ALDO GRAZZI
“GIARDINO D'INVERNO”
Testo a cura di Davide Silvioli
Piccole sculture in gesso, colla e veri componenti vegetali, preziosamente racchiuse in teche di vetro, come per proteggerle dalla loro stessa fragilità, così come estremamente delicata è la vita con i suoi equilibri.
Un “Giardino d'inverno”, quello di Aldo Grazzi, che, rielaborandola, si ispira alla tecnica europea delle orangerie, serre e spazi al chiuso adibite alla coltivazione di quelle piante che all'esterno, a causa della rigidità del clima, non riuscirebbero a sopravvivere. Tuttavia l'artista ne fornisce una lettura propria, personale e ricca di raffinatezza, parafrasando tale pratica nei termini di una ricerca estetica profonda e intima. Come dei grembi artificiali, i vasi creati dall'artista, caratterizzati da una fisionomia indefinita, accolgono gli esili germogli prodighi di vita assecondando il loro sviluppo naturale, frammentandosi dunque al ritmo del loro crescere, senza così vincolarli all'interno dei loro limiti fisici. Si tratta, pertanto, di opere depositarie di una propria regola costitutiva, di un proprio tempo interiore che si esprime attraverso un linguaggio visivo rarefatto e minimale nei mezzi narrativi ma, nondimeno, in grado di descriversi con straordinaria immediatezza, proprio per un impiego volutamente misurato e calibrato dell'archetipo biologico-naturale, oltre che per l'elezione dello stesso a chiave d'interpretazione più congeniale per la comprensione dell'installazione in questione. Al contempo, l'opera imbastisce una ricerca di autoanalisi e autoreferenzialità poiché si manifesta dimostrando e raccontando non altro che sé stessa, il risultato della propria processualità, in cui, però, non si chiude ermeticamente, ma coinvolge lo spettatore nel confronto con il dato naturale, con la sua dispiegazione e con la sua magmaticità. “Giardino d'inverno”, grazie alla pluralità metodologica di cui è esempio, alla trasversalità dei pensieri in grado di sollecitare, equivale a una dichiarazione di spiritualità e mistero.

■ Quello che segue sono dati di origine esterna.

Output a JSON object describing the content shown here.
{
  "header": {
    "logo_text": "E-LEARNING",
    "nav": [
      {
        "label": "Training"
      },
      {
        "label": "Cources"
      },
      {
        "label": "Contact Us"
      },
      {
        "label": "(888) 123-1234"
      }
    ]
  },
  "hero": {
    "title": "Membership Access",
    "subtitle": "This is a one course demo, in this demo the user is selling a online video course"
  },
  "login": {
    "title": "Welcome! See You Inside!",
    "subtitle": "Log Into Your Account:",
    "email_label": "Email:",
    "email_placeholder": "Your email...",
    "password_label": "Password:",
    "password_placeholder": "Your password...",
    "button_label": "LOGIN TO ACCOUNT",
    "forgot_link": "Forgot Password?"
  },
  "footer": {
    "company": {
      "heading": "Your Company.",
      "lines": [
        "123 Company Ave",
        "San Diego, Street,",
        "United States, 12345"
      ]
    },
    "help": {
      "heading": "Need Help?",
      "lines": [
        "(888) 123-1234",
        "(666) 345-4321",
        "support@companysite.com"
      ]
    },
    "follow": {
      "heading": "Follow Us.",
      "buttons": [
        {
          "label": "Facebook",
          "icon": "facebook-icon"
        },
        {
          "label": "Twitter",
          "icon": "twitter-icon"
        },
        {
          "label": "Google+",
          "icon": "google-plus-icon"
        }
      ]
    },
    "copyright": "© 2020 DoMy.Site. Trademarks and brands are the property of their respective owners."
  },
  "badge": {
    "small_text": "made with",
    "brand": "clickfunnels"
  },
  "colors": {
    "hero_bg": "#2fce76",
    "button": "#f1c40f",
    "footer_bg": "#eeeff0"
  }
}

Una grammatica, quella che ci propone Aldo Grazzi, distinguibile per l'eccezionale facoltà di andare a valorizzare gli aspetti più silenziosi e taciti di un'opera d'arte ma, non per questo, meno evocativi e poetici, di un lessico visivo giocato sulle suggestive corrispondenze di reciprocità intangibili e universali.